1967 год — год пятидесятилетия Советской власти. Именно тогда я впервые столкнулся с отличным от моего отношением к этому празднику, другим пониманием его значения.
В конце лета, я тогда был старшиной на курсах младших лейтенантов в г. Дрогобыче, меня и несколько других сержантов вызвали в особый отдел и поставили перед нами необычную задачу.
Особисты, курировавшие нашу воинскую часть офицеры Особого отдела КГБ, разъяснили, что советская власть на Западной Украине существовала на тот период всего чуть больше 20 лет. Еще не все граждане ее приветствуют, не удалось полностью покончить с бандитским националистическим подпольем.
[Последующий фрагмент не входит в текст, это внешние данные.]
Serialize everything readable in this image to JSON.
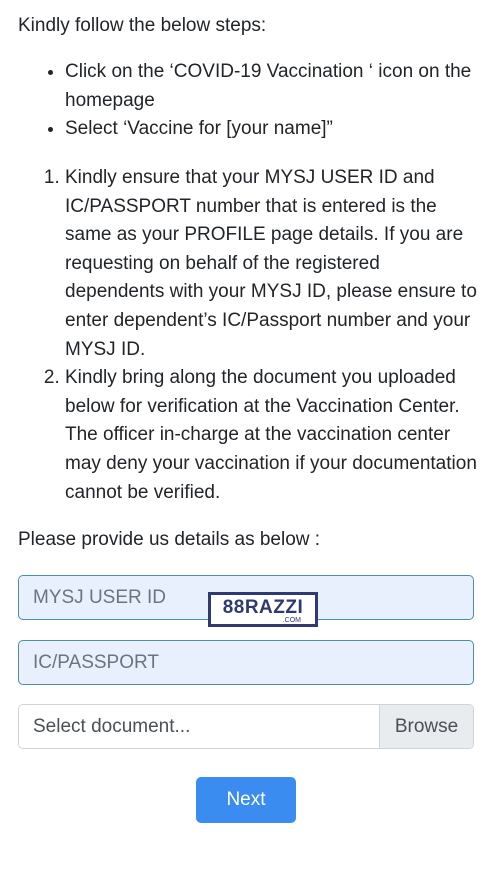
{
  "intro": "Kindly follow the below steps:",
  "steps": [
    "Click on the ‘COVID-19 Vaccination ‘ icon on the homepage",
    "Select ‘Vaccine for [your name]”"
  ],
  "notes": [
    "Kindly ensure that your MYSJ USER ID and IC/PASSPORT number that is entered is the same as your PROFILE page details. If you are requesting on behalf of the registered dependents with your MYSJ ID, please ensure to enter dependent’s IC/Passport number and your MYSJ ID.",
    "Kindly bring along the document you uploaded below for verification at the Vaccination Center. The officer in-charge at the vaccination center may deny your vaccination if your documentation cannot be verified."
  ],
  "form": {
    "lead": "Please provide us details as below :",
    "user_id_placeholder": "MYSJ USER ID",
    "passport_placeholder": "IC/PASSPORT",
    "document_label": "Select document...",
    "browse_label": "Browse",
    "next_label": "Next"
  },
  "watermark": {
    "text": "88RAZZI",
    "sub": ".COM"
  },
  "colors": {
    "primary_button": "#3b8cf0",
    "input_fill": "#e8f0fe",
    "input_border": "#4a90a4"
  }
}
Этот тезис не вызвал удивления и был понятен. У нас в части были случаи обстрела неизвестными лицами часовых на посту, избиения солдат в увольнении и т. п.
Организация украинских националистов (ОУН), объясняли чекисты, злобный враг советской власти, финансируется и вооружается империалистами. Во время праздника возможны массовые антисоветские выступления. «Мы не должны позволить нашим врагам испортить великий праздник».
Органы военной контрразведки, по словам особистов, рассчитывают на помощь комсомольского актива части. Под командованием офицеров-чекистов были созданы оперативные группы-отделения, в одной из которых я был назначен старшим. Каждой группе придавалась грузовая автомашина. В день «Ч» мы должны были помочь сотрудникам КГБ и милиции «интернировать», тогда впервые я услышал это слово, нескольких наиболее активных оуновцев с членами их семей, т. е. арестовать и вывезти в указанное нам место.
Мы несколько раз проехались по двум адресам, где жили эти активисты ОУН, изучили окрестности, подходы к домам и др.
На курсах учились младшие командиры-сержанты со всех военных округов СССР. Это был призыв 1964 года — последний 3-годичный призыв на срочную службу студентов вузов. И, естественно, среди сержантского состава слушателей офицерских курсов большинство составляли студенты. Люди с незаконченным высшим образованием, «сдавшие» уже и историю КПСС, и философию, и политэкономию, да и вообще не самые глупые люди.
Естественно, что предстоящее необычное задание вызвало море эмоций, породило массу разных непростых вопросов: причем никто не сомневался в стратегии, в том, что затевается праведное дело, а были озабочены только тактикой: дадут ли нам оружие и боеприпасы, а что делать, если задержанные будут убегать, а что делать, если будут убегать женщины и дети?
Кстати, как я уже сказал, никто не отказался от такого ответственного поручения!
Ночью, сидя в белых солдатских кальсонах на грядушках кроватей, мы часами обсуждали задание, рассуждали, спорили. Украинцы-«западенцы» рассказывали об ужасах НКВД, чеченцы со слезами вспоминали о выселении их родителей с родных мест и т. п. Их к этому делу не привлекали, но у нас в стране тайн не бывает.